Frame from "Anchorage School Board: 7/7/26 ASD School Board Meeting" · Source
Anchorage board rejects Campbell STEM budget amendment 3-4, legal questions linger
The Anchorage School Board rejected a budget amendment to restore Campbell STEM Elementary on a 3-4 vote Tuesday, but the debate surfaced unresolved legal questions about the school's closure status and board members questioning the district's financial assumptions behind a decision made five months ago.
The vote came during a broader debate over an $11.6 million budget revision. Board Member Paul McDonough moved to redirect $2.78 million toward restoring Campbell STEM within a spending amendment, arguing the figure nearly matched what the district said it would save in the first year of closure. New state revenue had put that amount on the table. "The state undermined our own justification," McDonough said. "$2.78 million is nearly identical to what we said we recovered from the first year of closing Campbell." Members Blakeslee and Higgins voted yes alongside him. The motion failed.
An Unresolved Legal Question
What emerged Tuesday was that the closure may not yet be legally final. District staff told the board that about 50 pallets of equipment had been moved out of the building, but the district has not yet submitted its verification report to the Alaska Department of Education and Early Development. Staff said that when the report is submitted in the fall and DEED accepts it, the school would technically be officially closed. Staff repeatedly stressed that legal review was still needed and that they could not give a definitive answer. Board Member Rachel Blakeslee put it plainly: "It sounds like we don't know if the school is legally, technically closed, but that's something that legal needs to vet."

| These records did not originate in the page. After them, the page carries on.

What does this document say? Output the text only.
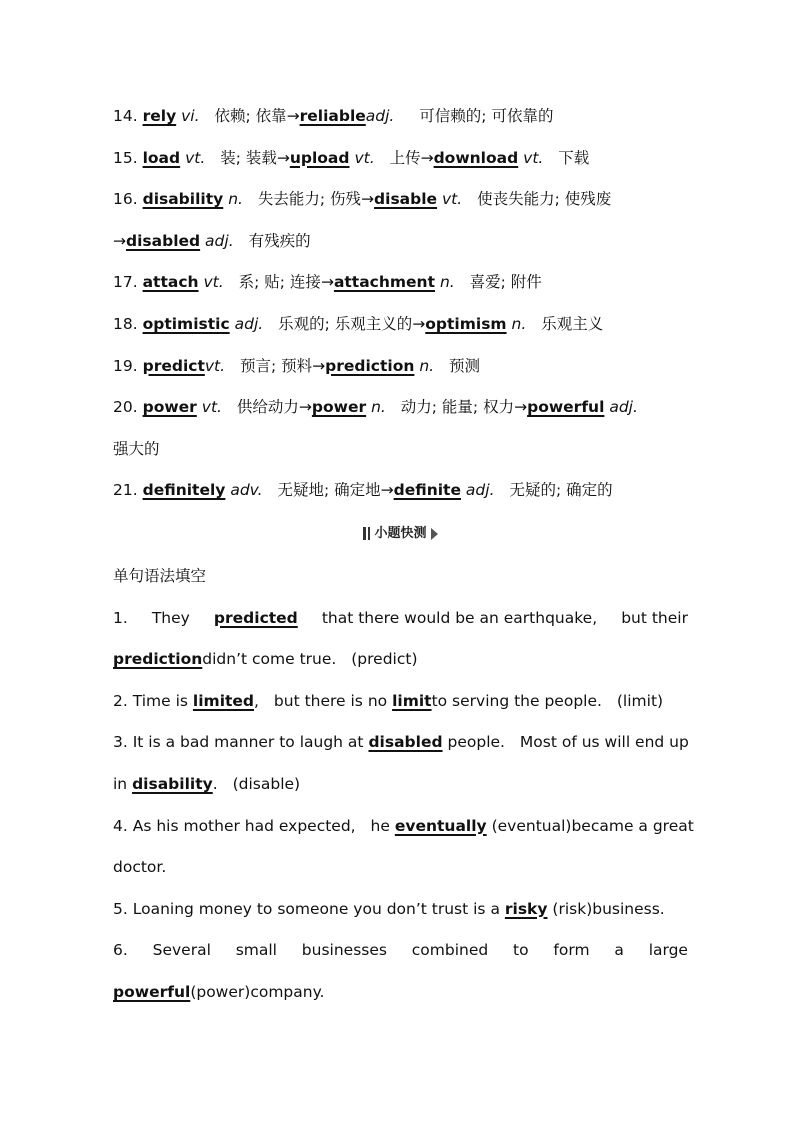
14. rely vi. 依赖; 依靠→reliableadj. 可信赖的; 可依靠的
15. load vt. 装; 装载→upload vt. 上传→download vt. 下载
16. disability n. 失去能力; 伤残→disable vt. 使丧失能力; 使残废
→disabled adj. 有残疾的
17. attach vt. 系; 贴; 连接→attachment n. 喜爱; 附件
18. optimistic adj. 乐观的; 乐观主义的→optimism n. 乐观主义
19. predictvt. 预言; 预料→prediction n. 预测
20. power vt. 供给动力→power n. 动力; 能量; 权力→powerful adj.
强大的
21. definitely adv. 无疑地; 确定地→definite adj. 无疑的; 确定的
小题快测
单句语法填空
1. They predicted that there would be an earthquake, but their
predictiondidn’t come true. (predict)
2. Time is limited, but there is no limitto serving the people. (limit)
3. It is a bad manner to laugh at disabled people. Most of us will end up
in disability. (disable)
4. As his mother had expected, he eventually (eventual)became a great
doctor.
5. Loaning money to someone you don’t trust is a risky (risk)business.
6. Several small businesses combined to form a large
powerful(power)company.
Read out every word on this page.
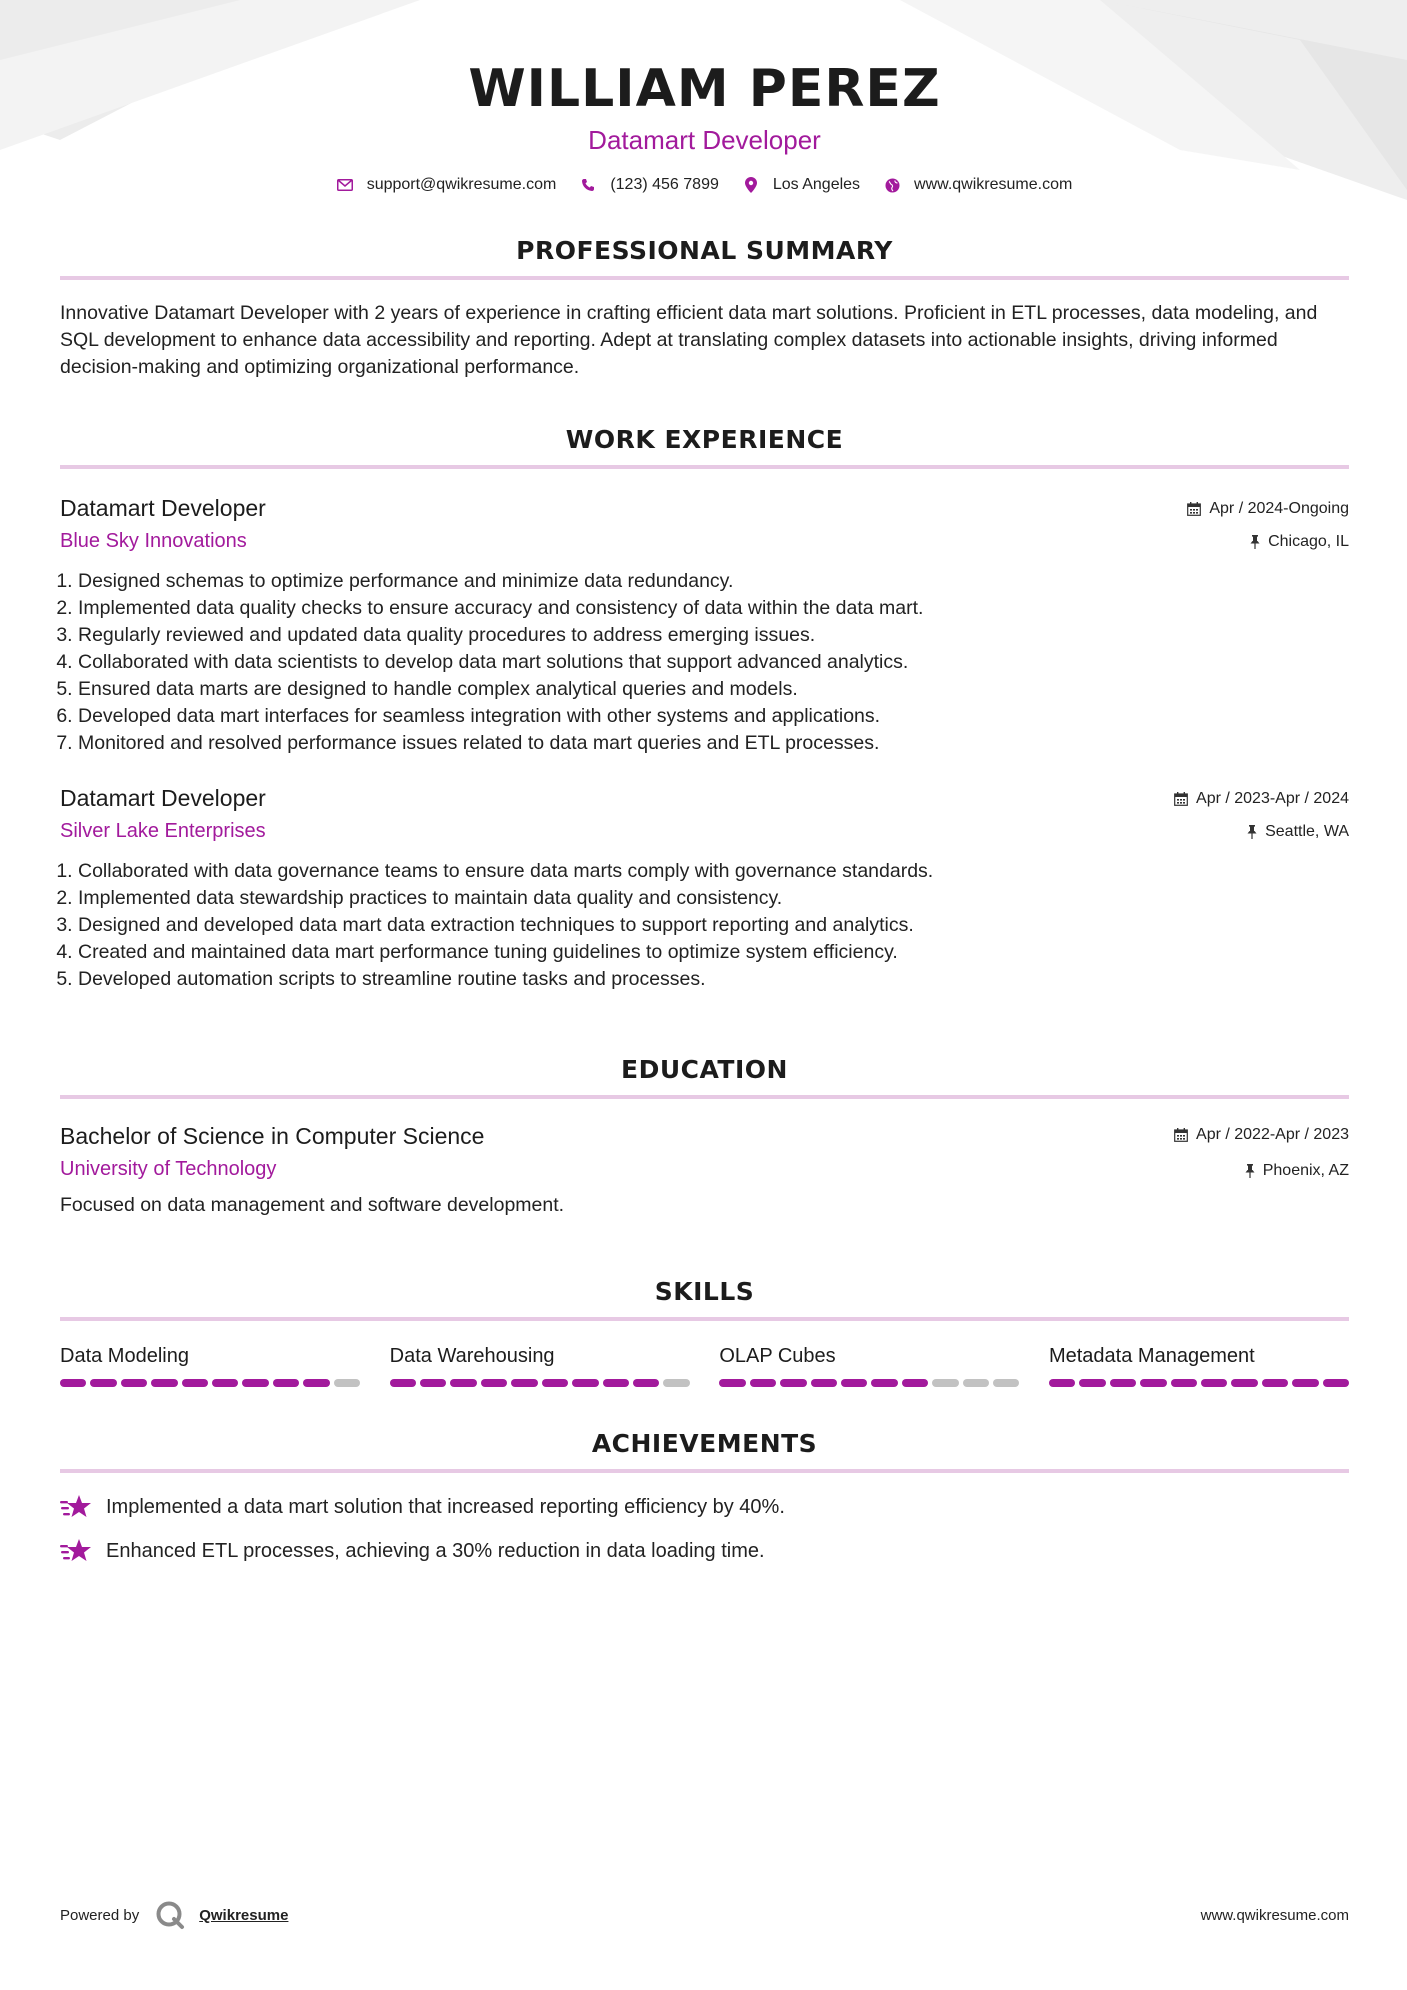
WILLIAM PEREZ
Datamart Developer
support@qwikresume.com	(123) 456 7899	Los Angeles	www.qwikresume.com
PROFESSIONAL SUMMARY
Innovative Datamart Developer with 2 years of experience in crafting efficient data mart solutions. Proficient in ETL processes, data modeling, and SQL development to enhance data accessibility and reporting. Adept at translating complex datasets into actionable insights, driving informed decision-making and optimizing organizational performance.
WORK EXPERIENCE
Datamart Developer
Blue Sky Innovations
Apr / 2024-Ongoing
Chicago, IL
1. Designed schemas to optimize performance and minimize data redundancy.
2. Implemented data quality checks to ensure accuracy and consistency of data within the data mart.
3. Regularly reviewed and updated data quality procedures to address emerging issues.
4. Collaborated with data scientists to develop data mart solutions that support advanced analytics.
5. Ensured data marts are designed to handle complex analytical queries and models.
6. Developed data mart interfaces for seamless integration with other systems and applications.
7. Monitored and resolved performance issues related to data mart queries and ETL processes.
Datamart Developer
Silver Lake Enterprises
Apr / 2023-Apr / 2024
Seattle, WA
1. Collaborated with data governance teams to ensure data marts comply with governance standards.
2. Implemented data stewardship practices to maintain data quality and consistency.
3. Designed and developed data mart data extraction techniques to support reporting and analytics.
4. Created and maintained data mart performance tuning guidelines to optimize system efficiency.
5. Developed automation scripts to streamline routine tasks and processes.
EDUCATION
Bachelor of Science in Computer Science
University of Technology
Apr / 2022-Apr / 2023
Phoenix, AZ
Focused on data management and software development.
SKILLS
Data Modeling	Data Warehousing	OLAP Cubes	Metadata Management
ACHIEVEMENTS
Implemented a data mart solution that increased reporting efficiency by 40%.
Enhanced ETL processes, achieving a 30% reduction in data loading time.
Powered by	Qwikresume	www.qwikresume.com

CFO Andy Ratliff noted that House Bill 28, passed this session, reduced the window barring reopening a consolidated school from seven years to four. Whether the legal ambiguity around the closure's formal status gives the board another opening remains a question for district counsel.
The Vote
Board Member Kelly Lessens, whose original amendment the Campbell proposal would have replaced, voted no. "The amendment to the amendment restoring Campbell would do a good thing," Lessens said, "but it would also prohibit the ripple effects that utilizing those funds across the district would enable."
Board Member Margo Bellamy framed the majority's position around enrollment decline and diminishing resources. "We are still in a climate of diminishing resources," Bellamy said. "We are facing declining enrollment. We're going to have empty seats."